All of the unexamined traumas, festering insecurities and teeming anxieties were still lurking beneath the surface of my skin, even though someone loved me.
I thought love was like a strong vacuum that can suck the mess and the self-hatred away. But the trouble is a lover is just a lover.
A lover isn't to be used as a Band-Aid. And even if a lover was a Band-Aid, a Band-Aid isn't designed to last forever. Eventually, you have to tear off the adhesive and treat the infection, even though it might sting at first.
If you don't continue to treat the wounds that exist in your life while you’re in love, the pain will transfer into other areas of your life -- like your relationship.
Because I stopped working on myself while in a relationship, I became convinced that my lover was my lifeline. I lost confidence that I could even survive without her. This creates a very, very dangerous co-dependency.
All of my self-esteem was reliant on her. No amount of compliments in the world, even if they're coming from the lips of the person you love the most, can replace genuine confidence.

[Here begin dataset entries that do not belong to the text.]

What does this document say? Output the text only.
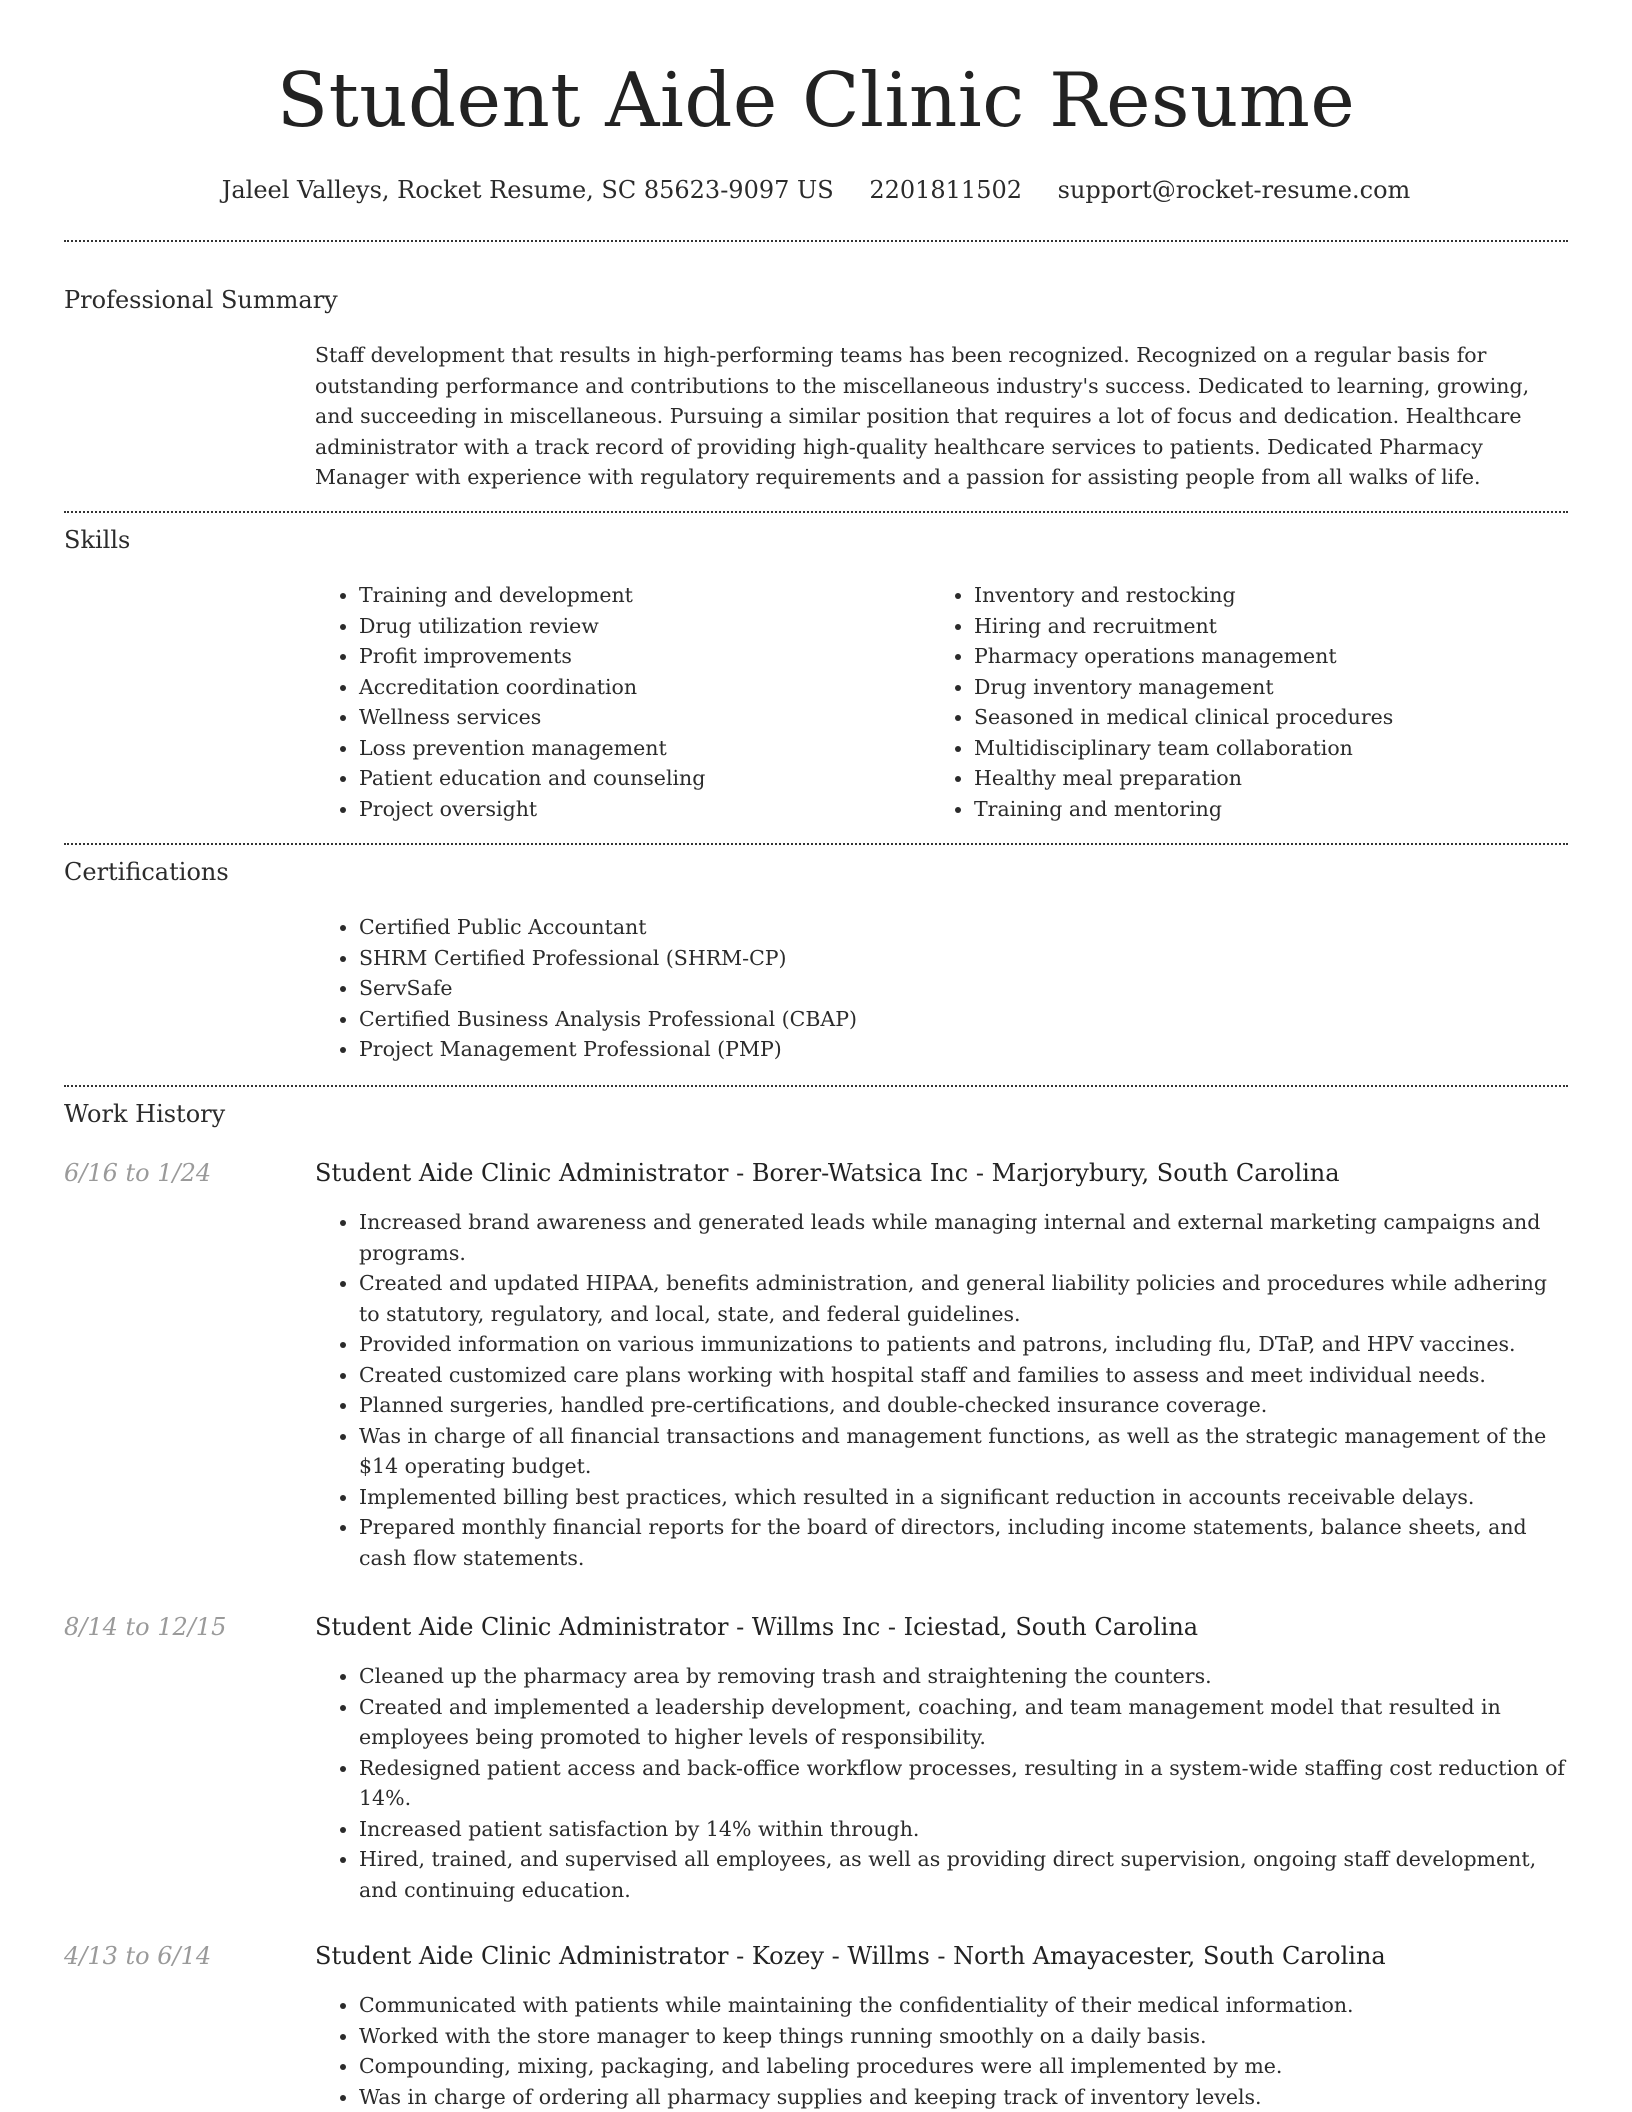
Student Aide Clinic Resume
Jaleel Valleys, Rocket Resume, SC 85623-9097 US 2201811502 support@rocket-resume.com
Professional Summary
Staff development that results in high-performing teams has been recognized. Recognized on a regular basis for outstanding performance and contributions to the miscellaneous industry's success. Dedicated to learning, growing, and succeeding in miscellaneous. Pursuing a similar position that requires a lot of focus and dedication. Healthcare administrator with a track record of providing high-quality healthcare services to patients. Dedicated Pharmacy Manager with experience with regulatory requirements and a passion for assisting people from all walks of life.
Skills
• Training and development
• Drug utilization review
• Profit improvements
• Accreditation coordination
• Wellness services
• Loss prevention management
• Patient education and counseling
• Project oversight
• Inventory and restocking
• Hiring and recruitment
• Pharmacy operations management
• Drug inventory management
• Seasoned in medical clinical procedures
• Multidisciplinary team collaboration
• Healthy meal preparation
• Training and mentoring
Certifications
• Certified Public Accountant
• SHRM Certified Professional (SHRM-CP)
• ServSafe
• Certified Business Analysis Professional (CBAP)
• Project Management Professional (PMP)
Work History
6/16 to 1/24	Student Aide Clinic Administrator - Borer-Watsica Inc - Marjorybury, South Carolina
• Increased brand awareness and generated leads while managing internal and external marketing campaigns and programs.
• Created and updated HIPAA, benefits administration, and general liability policies and procedures while adhering to statutory, regulatory, and local, state, and federal guidelines.
• Provided information on various immunizations to patients and patrons, including flu, DTaP, and HPV vaccines.
• Created customized care plans working with hospital staff and families to assess and meet individual needs.
• Planned surgeries, handled pre-certifications, and double-checked insurance coverage.
• Was in charge of all financial transactions and management functions, as well as the strategic management of the $14 operating budget.
• Implemented billing best practices, which resulted in a significant reduction in accounts receivable delays.
• Prepared monthly financial reports for the board of directors, including income statements, balance sheets, and cash flow statements.
8/14 to 12/15	Student Aide Clinic Administrator - Willms Inc - Iciestad, South Carolina
• Cleaned up the pharmacy area by removing trash and straightening the counters.
• Created and implemented a leadership development, coaching, and team management model that resulted in employees being promoted to higher levels of responsibility.
• Redesigned patient access and back-office workflow processes, resulting in a system-wide staffing cost reduction of 14%.
• Increased patient satisfaction by 14% within through.
• Hired, trained, and supervised all employees, as well as providing direct supervision, ongoing staff development, and continuing education.
4/13 to 6/14	Student Aide Clinic Administrator - Kozey - Willms - North Amayacester, South Carolina
• Communicated with patients while maintaining the confidentiality of their medical information.
• Worked with the store manager to keep things running smoothly on a daily basis.
• Compounding, mixing, packaging, and labeling procedures were all implemented by me.
• Was in charge of ordering all pharmacy supplies and keeping track of inventory levels.
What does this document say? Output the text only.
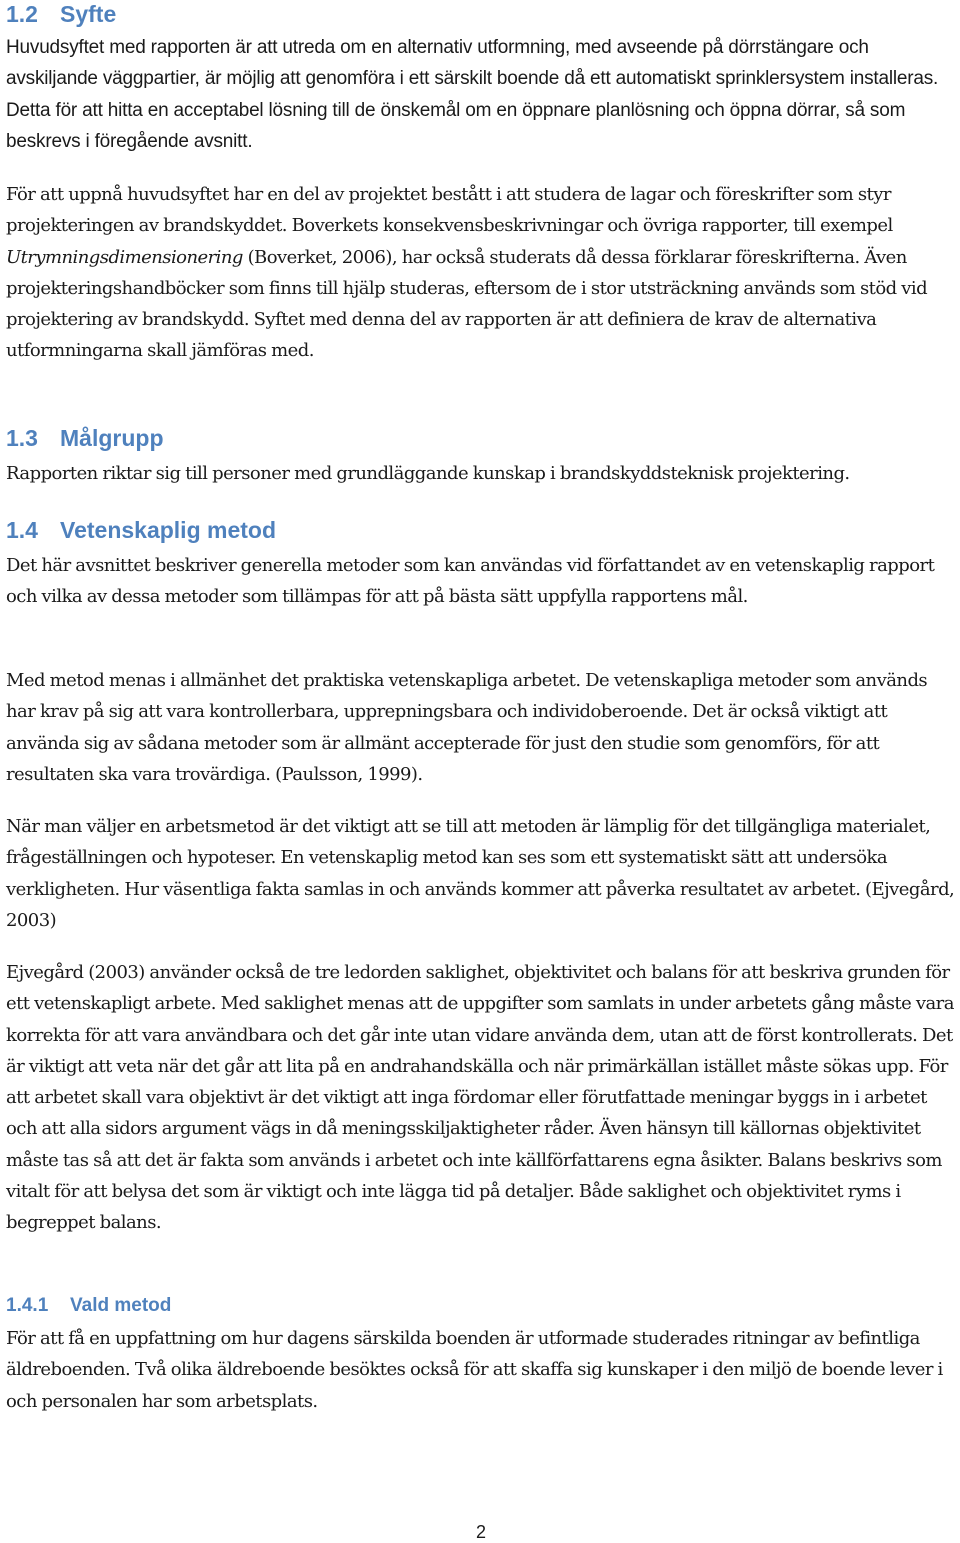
1.2 Syfte

Huvudsyftet med rapporten är att utreda om en alternativ utformning, med avseende på dörrstängare och avskiljande väggpartier, är möjlig att genomföra i ett särskilt boende då ett automatiskt sprinklersystem installeras. Detta för att hitta en acceptabel lösning till de önskemål om en öppnare planlösning och öppna dörrar, så som beskrevs i föregående avsnitt.

För att uppnå huvudsyftet har en del av projektet bestått i att studera de lagar och föreskrifter som styr projekteringen av brandskyddet. Boverkets konsekvensbeskrivningar och övriga rapporter, till exempel Utrymningsdimensionering (Boverket, 2006), har också studerats då dessa förklarar föreskrifterna. Även projekteringshandböcker som finns till hjälp studeras, eftersom de i stor utsträckning används som stöd vid projektering av brandskydd. Syftet med denna del av rapporten är att definiera de krav de alternativa utformningarna skall jämföras med.

1.3 Målgrupp

Rapporten riktar sig till personer med grundläggande kunskap i brandskyddsteknisk projektering.

1.4 Vetenskaplig metod

Det här avsnittet beskriver generella metoder som kan användas vid författandet av en vetenskaplig rapport och vilka av dessa metoder som tillämpas för att på bästa sätt uppfylla rapportens mål.

Med metod menas i allmänhet det praktiska vetenskapliga arbetet. De vetenskapliga metoder som används har krav på sig att vara kontrollerbara, upprepningsbara och individoberoende. Det är också viktigt att använda sig av sådana metoder som är allmänt accepterade för just den studie som genomförs, för att resultaten ska vara trovärdiga. (Paulsson, 1999).

När man väljer en arbetsmetod är det viktigt att se till att metoden är lämplig för det tillgängliga materialet, frågeställningen och hypoteser. En vetenskaplig metod kan ses som ett systematiskt sätt att undersöka verkligheten. Hur väsentliga fakta samlas in och används kommer att påverka resultatet av arbetet. (Ejvegård, 2003)

Ejvegård (2003) använder också de tre ledorden saklighet, objektivitet och balans för att beskriva grunden för ett vetenskapligt arbete. Med saklighet menas att de uppgifter som samlats in under arbetets gång måste vara korrekta för att vara användbara och det går inte utan vidare använda dem, utan att de först kontrollerats. Det är viktigt att veta när det går att lita på en andrahandskälla och när primärkällan istället måste sökas upp. För att arbetet skall vara objektivt är det viktigt att inga fördomar eller förutfattade meningar byggs in i arbetet och att alla sidors argument vägs in då meningsskiljaktigheter råder. Även hänsyn till källornas objektivitet måste tas så att det är fakta som används i arbetet och inte källförfattarens egna åsikter. Balans beskrivs som vitalt för att belysa det som är viktigt och inte lägga tid på detaljer. Både saklighet och objektivitet ryms i begreppet balans.

1.4.1 Vald metod

För att få en uppfattning om hur dagens särskilda boenden är utformade studerades ritningar av befintliga äldreboenden. Två olika äldreboende besöktes också för att skaffa sig kunskaper i den miljö de boende lever i och personalen har som arbetsplats.

2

I'm not saying you need to break up and dramatically tear away from the one you love because you don't feel whole by yourself yet.
What I'm saying is this: The love you’re receiving from your partner, while absolutely precious and beautiful, doesn't replace the love you need to garner from yourself.
“We” is wonderful, but “I” is powerful. “I” is everything.
Don't let the throes of love stop you from engaging in the greatest relationship of your lifetime. The one you have with yourself.
True happiness isn't in the arms of another person. A relationship, love, romance -- they're amazing outside additions to your life. But another person doesn't define your life. You define your life.
A relationship is not a shortcut to happiness. There are no shortcuts to happiness.
It's not okay to walk away from yourself because you're walking toward someone else.
Because, at the end of the day, you will never be as connected to another person as you are with yourself. You have you for life. Make that relationship your most healthy and loving relationship.
Because it's the one thing no one can ever, ever take away from you.